Profesión difícil
y peligrosa; peligro de aniquilación y quizás, peor
aún, peligro de transmutar en un pitufo gruñón; peligro
de transmutar en artista torturado que ha hecho de la queja un medio
de vida y de la desesperanza un leitmotiv. Pero no, hoy vamos a hablar
de personas elegantes, amables y cordiales, algo sabias también, pero
eso sí, con una innegable inclinación a la tristeza. Sana.
Canciones de una tristeza sana que hace bien al corazón.
Red House Painters, Galaxy 500, Slowdive, Mojave 3 son
algunos de mis casos favoritos. Cara intimista de una América prepotente
y gritona; unos muchachos (y muchachas) yankees que prefirieron hablar
en voz baja.

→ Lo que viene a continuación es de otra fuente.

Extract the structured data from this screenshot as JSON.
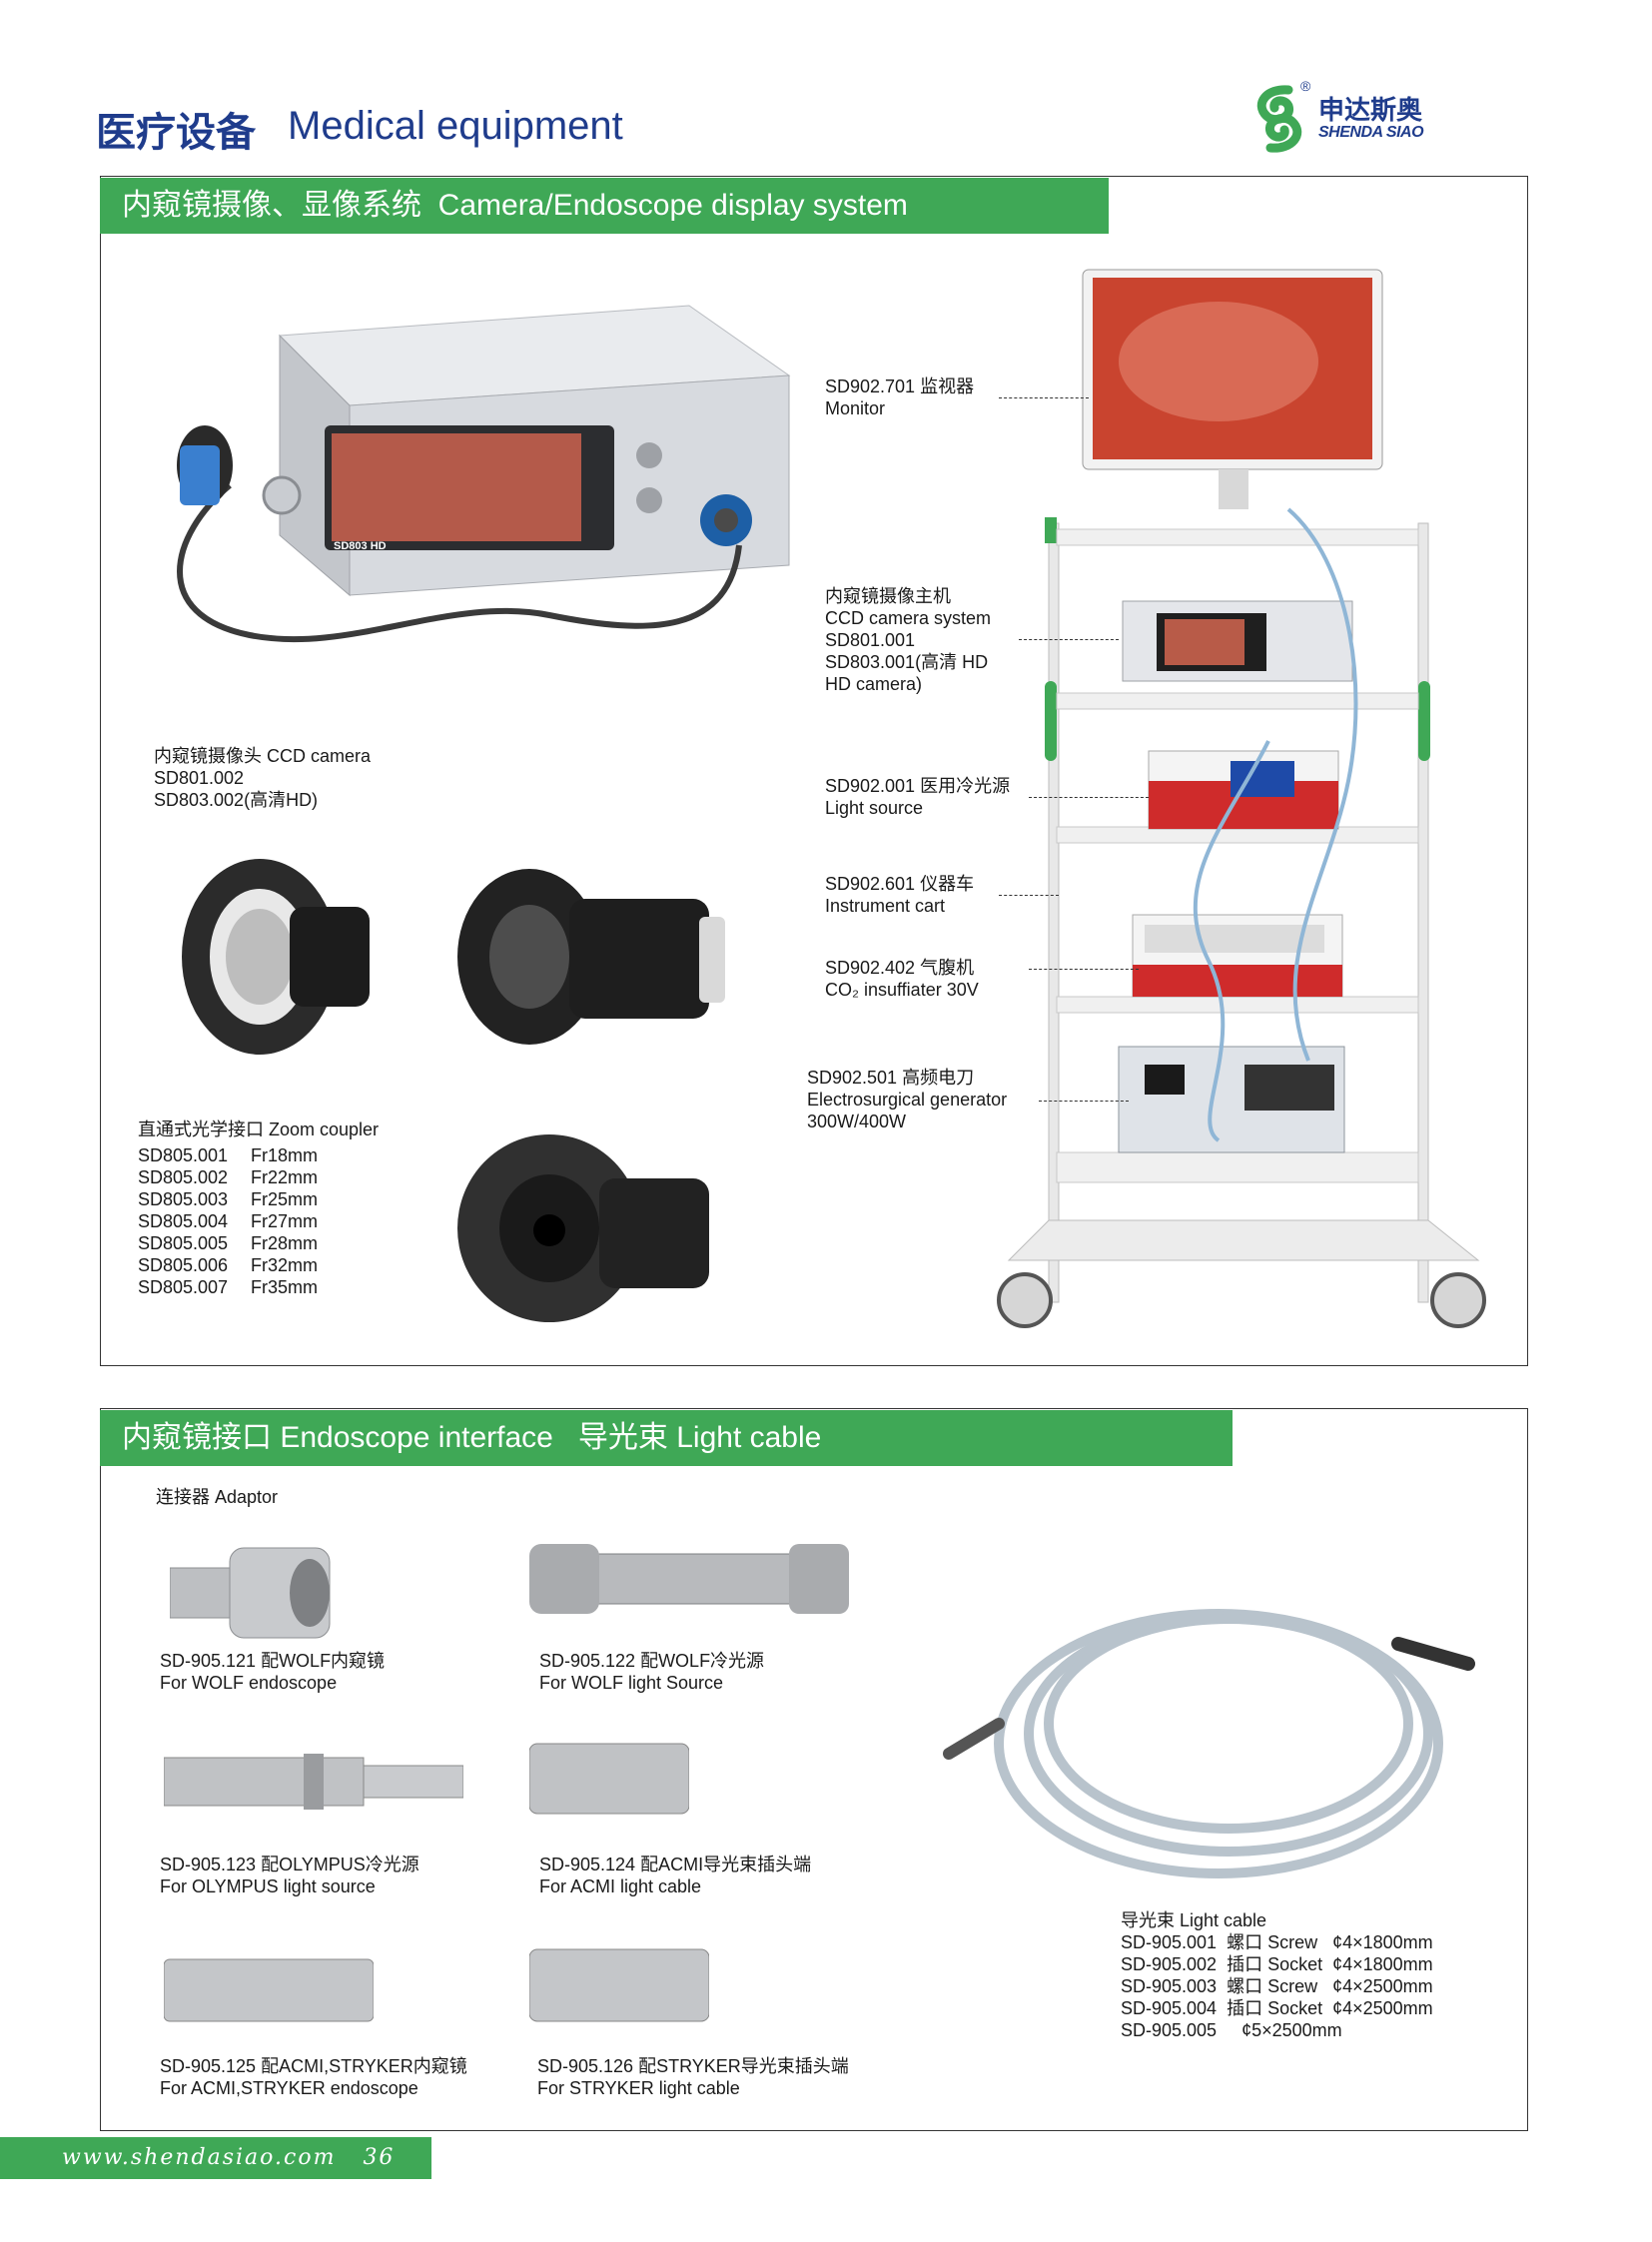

Bueno, no sé de que se sorprende, herederos de
una fuerte tradición folk, mi amigo. No solamente. Joan
Baez, Bob Dylan antes de volverse eléctrico, humm, puede
ser. Pero ellos también gritaban. Bueno, cantantes folk sin
ideología, mi amigo. ¡Y por eso están tristes! mi amigo. Quizás,
quizás, no sé, déjeme pensarlo. Aguas muy profundas,
y tal vez se trata de la fina superficie de las cosas. No sé, no
sé, déjeme pensarlo.
La tristeza diferente de Lloyd Cole, tristeza de muchacho a
mitad de la película; todos sabemos que al final se queda con la chica. ¿Estás
preparado para que te rompan el corazón? No por supuesto. Si querés
ir directo al punto, dedicate a leer a Norman Mailer o conseguite un nuevo sastre. Muchachos
tristes pero elegantes y con estilo. Puedo soportar que me hayas abandonado;
no puedo soportar haber perdido la compostura y el estilo.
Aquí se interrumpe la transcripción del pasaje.